Comme un œil humain, la caméra placée au niveau du rétroviseur central est indispensable au fonctionnement du pilote automatique. En cas de forte pluie, de neige et si les lignes au sol sont illisibles, le système refusera de s’activer pour des raisons de sécurité. 

Notre constat 

Lors de nos essais du pilotage automatique, la Model S n’a jamais dévié de sa trajectoire et n’a pas nécessité une reprise en main du conducteur. Les conditions météorologiques optimales (temps ensoleillé et 15 °C) ont favorisé l’expérience. 

Le seul problème rencontré: la difficulté du pilote automatique à gérer le rétrécissement de l’autoroute. En passant de trois voies à deux, par exemple, l’auto a perdu ses repères et n’a pas compris que la route se rétrécissait. Il a fallu reprendre le contrôle du véhicule, puis relancer le système lorsque les voies ont été de nouveau bien délimitées. 

À noter aussi que le système de pilotage automatique ne détecte pas encore les nids-de-poule et les différences d’adhérence sur la route, par exemple lorsqu’il y a présence de plaques de glace noire. Le conducteur doit demeurer prudent et très attentif, en particulier lorsque le système est utilisé pendant l’hiver. 

Le conducteur toujours responsable à 100 % 

Activer le pilotage automatique ne vous soustrait pas à vos obligations de conducteur. Le système est considéré comme une aide à la conduite, mais ne transforme pas la voiture en véhicule autonome pour autant. En tant que conducteur, vous demeurez responsable des actions entreprises par le véhicule. 

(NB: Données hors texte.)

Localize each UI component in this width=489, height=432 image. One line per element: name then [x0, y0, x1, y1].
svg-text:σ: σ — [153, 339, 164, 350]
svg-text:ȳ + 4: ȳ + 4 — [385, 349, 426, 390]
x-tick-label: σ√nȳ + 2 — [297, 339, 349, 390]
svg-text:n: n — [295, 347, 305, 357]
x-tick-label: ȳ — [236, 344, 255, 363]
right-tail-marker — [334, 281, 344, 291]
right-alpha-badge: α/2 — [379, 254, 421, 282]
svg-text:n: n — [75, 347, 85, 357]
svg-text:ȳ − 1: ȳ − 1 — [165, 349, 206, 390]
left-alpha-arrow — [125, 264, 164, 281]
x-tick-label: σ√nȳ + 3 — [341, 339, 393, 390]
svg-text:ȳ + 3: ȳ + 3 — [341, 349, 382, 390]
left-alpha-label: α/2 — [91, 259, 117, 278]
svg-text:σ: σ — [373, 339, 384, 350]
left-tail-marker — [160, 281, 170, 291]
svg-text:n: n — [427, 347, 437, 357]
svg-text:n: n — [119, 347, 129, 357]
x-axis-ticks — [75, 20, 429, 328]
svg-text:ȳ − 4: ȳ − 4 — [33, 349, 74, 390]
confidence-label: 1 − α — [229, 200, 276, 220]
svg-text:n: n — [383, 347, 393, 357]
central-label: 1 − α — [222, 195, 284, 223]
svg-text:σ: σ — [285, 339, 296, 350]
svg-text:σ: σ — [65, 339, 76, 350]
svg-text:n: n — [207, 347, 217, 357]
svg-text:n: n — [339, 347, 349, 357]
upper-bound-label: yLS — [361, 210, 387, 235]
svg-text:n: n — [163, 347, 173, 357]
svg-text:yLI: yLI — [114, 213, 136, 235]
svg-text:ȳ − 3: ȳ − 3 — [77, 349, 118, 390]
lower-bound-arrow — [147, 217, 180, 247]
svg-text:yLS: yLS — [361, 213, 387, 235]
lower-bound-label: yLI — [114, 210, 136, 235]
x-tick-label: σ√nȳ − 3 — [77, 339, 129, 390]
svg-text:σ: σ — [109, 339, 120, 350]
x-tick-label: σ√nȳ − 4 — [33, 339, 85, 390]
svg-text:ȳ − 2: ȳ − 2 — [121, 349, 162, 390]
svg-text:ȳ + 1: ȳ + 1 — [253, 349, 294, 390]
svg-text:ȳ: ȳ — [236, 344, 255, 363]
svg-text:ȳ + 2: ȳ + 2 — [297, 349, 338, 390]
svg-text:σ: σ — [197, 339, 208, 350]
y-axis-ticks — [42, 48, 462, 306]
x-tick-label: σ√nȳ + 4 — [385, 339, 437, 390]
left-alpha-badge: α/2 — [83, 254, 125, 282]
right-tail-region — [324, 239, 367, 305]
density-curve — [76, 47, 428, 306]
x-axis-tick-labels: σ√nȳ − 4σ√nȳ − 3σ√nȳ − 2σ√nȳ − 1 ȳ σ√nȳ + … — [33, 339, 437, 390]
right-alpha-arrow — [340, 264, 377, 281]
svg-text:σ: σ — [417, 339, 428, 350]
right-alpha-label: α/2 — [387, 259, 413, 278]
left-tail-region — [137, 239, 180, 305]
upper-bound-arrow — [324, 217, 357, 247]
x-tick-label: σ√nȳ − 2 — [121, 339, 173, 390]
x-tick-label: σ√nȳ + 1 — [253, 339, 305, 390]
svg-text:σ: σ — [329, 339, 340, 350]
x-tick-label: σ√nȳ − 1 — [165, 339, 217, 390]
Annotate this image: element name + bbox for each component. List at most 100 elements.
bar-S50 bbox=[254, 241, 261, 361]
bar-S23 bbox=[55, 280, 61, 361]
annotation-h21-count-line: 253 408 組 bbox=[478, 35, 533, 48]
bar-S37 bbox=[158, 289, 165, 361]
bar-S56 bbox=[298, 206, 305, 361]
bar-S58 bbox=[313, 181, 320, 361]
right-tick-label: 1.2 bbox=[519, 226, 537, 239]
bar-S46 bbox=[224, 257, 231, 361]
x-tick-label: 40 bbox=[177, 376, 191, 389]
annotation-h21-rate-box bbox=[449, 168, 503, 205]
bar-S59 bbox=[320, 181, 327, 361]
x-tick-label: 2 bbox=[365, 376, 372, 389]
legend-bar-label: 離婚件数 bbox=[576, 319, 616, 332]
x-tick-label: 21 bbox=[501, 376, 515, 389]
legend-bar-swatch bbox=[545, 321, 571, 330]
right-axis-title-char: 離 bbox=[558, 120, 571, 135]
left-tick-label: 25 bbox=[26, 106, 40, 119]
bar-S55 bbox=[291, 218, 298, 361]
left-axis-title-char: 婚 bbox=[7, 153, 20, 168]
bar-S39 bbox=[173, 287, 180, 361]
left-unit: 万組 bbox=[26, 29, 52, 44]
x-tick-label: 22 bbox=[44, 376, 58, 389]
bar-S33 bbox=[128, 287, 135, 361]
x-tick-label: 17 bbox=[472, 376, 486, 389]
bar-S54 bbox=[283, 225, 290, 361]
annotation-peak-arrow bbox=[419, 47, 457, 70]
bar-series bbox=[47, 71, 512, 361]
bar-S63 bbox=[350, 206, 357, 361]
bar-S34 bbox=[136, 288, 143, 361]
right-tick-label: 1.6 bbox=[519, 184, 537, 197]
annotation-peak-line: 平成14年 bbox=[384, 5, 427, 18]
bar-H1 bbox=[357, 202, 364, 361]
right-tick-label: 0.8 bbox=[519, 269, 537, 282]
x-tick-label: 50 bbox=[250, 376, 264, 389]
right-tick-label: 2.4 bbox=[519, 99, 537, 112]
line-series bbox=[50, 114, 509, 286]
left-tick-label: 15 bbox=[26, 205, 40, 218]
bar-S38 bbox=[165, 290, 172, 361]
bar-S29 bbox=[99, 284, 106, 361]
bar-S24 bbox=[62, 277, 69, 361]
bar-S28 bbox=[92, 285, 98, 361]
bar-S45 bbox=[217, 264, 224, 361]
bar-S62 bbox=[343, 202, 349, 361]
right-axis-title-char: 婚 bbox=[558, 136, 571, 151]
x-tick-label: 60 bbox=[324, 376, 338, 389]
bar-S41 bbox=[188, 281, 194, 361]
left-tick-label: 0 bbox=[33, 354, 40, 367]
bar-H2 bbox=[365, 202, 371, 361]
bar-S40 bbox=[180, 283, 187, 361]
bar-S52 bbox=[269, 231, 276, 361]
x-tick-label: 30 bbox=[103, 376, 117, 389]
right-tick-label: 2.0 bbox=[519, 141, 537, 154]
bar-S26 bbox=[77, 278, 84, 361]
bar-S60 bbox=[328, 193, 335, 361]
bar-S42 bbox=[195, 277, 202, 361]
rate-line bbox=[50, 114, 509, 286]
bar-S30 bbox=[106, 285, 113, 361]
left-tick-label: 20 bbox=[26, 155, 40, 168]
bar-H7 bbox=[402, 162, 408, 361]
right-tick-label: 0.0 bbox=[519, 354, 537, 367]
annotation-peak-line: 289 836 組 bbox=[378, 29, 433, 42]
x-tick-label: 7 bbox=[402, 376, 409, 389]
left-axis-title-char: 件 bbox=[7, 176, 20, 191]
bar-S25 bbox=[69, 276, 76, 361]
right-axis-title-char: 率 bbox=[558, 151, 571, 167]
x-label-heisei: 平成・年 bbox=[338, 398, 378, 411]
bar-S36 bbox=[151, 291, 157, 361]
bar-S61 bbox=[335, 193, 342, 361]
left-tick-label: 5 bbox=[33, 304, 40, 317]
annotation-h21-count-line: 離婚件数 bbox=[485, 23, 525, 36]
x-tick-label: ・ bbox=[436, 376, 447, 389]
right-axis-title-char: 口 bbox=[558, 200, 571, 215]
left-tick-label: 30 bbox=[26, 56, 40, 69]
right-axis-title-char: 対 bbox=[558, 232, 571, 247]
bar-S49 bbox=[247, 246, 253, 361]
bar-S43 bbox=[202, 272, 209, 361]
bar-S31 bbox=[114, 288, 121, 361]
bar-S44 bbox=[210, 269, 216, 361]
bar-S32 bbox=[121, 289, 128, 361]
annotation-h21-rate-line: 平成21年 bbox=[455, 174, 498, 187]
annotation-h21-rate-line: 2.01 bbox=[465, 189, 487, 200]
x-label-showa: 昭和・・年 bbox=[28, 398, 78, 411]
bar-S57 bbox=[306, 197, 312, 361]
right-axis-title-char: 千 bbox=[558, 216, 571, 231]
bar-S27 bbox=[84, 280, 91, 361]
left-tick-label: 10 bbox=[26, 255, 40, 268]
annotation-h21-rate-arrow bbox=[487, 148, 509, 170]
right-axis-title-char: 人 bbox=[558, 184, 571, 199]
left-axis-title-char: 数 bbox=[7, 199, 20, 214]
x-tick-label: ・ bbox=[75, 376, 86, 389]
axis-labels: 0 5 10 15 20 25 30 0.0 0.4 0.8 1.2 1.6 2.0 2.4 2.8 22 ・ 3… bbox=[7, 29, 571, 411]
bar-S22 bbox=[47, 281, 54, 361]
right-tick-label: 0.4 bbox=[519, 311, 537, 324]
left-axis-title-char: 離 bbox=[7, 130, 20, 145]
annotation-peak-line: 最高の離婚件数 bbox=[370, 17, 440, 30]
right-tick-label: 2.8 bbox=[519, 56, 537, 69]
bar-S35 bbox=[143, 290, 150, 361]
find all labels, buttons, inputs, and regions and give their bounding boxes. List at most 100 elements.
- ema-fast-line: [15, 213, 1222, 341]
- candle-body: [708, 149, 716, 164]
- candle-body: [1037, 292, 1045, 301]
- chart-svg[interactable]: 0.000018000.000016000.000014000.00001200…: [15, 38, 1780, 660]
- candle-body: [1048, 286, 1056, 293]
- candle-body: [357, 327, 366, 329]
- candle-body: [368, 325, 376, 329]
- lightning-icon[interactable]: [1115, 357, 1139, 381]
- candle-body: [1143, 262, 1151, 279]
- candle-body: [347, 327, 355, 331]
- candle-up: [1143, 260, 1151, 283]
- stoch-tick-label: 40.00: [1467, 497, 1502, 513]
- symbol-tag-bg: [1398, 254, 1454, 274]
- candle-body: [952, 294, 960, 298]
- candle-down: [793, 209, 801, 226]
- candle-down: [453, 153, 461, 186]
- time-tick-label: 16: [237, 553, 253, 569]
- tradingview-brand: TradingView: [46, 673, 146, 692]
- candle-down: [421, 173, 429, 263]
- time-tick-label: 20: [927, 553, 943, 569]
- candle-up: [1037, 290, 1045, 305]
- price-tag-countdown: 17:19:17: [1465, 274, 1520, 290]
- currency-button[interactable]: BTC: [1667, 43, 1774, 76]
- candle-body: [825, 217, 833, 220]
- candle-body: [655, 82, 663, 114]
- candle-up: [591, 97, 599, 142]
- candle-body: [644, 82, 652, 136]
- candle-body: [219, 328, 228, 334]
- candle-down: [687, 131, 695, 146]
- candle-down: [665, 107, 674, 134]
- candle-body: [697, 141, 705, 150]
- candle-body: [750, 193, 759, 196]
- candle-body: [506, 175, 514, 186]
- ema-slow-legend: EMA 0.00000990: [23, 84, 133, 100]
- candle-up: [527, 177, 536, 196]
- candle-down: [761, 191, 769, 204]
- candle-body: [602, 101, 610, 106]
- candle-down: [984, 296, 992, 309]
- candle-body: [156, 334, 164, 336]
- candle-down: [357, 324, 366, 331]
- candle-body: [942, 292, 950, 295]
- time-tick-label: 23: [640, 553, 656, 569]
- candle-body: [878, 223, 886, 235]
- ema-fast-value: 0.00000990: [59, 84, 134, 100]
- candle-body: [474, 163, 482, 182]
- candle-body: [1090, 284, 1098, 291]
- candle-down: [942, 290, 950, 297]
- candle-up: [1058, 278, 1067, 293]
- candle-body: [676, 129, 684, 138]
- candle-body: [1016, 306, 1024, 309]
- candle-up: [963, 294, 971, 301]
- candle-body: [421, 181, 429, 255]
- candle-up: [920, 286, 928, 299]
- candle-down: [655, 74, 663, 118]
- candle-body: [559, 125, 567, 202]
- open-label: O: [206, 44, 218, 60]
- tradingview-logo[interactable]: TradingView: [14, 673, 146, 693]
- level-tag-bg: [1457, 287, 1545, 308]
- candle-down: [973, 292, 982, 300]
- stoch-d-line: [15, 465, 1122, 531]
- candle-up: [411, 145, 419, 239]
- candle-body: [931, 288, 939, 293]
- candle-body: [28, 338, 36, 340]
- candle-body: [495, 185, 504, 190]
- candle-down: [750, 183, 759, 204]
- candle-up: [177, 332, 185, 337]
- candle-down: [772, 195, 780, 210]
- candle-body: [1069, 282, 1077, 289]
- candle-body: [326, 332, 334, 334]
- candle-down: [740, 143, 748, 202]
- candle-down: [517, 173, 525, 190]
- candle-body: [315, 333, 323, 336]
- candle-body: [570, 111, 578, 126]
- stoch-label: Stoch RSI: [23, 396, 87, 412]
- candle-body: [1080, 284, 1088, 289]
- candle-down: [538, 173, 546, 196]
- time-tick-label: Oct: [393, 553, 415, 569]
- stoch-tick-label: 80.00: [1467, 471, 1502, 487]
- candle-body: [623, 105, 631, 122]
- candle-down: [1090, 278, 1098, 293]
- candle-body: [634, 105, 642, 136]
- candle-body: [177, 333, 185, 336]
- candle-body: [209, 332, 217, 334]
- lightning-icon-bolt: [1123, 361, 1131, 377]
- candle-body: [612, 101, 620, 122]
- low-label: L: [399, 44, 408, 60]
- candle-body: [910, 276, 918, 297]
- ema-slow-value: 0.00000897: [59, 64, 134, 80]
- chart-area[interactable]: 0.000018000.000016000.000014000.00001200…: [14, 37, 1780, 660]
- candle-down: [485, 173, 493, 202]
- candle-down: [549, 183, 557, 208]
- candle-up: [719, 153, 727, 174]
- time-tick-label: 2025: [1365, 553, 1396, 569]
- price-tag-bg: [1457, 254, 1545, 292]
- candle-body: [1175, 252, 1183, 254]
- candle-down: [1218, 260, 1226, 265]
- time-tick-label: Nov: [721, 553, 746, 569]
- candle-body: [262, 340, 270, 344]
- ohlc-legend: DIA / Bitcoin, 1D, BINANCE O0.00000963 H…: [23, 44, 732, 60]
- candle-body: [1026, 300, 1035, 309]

«Aucun article du code de la sécurité routière n’interdit l’utilisation d’un système de pilotage automatique, explique Gino Desrosiers, relationniste et gestionnaire de communauté pour la SAAQ. Mais le conducteur est soumis aux mêmes règles que les autres usagers.» 

La distraction au volant, l’utilisation d’un cellulaire, la lecture du journal ou le dépassement des limites de vitesse demeurent des actions punissables, que votre voiture soit équipée ou non d’un système de pilotage automatique.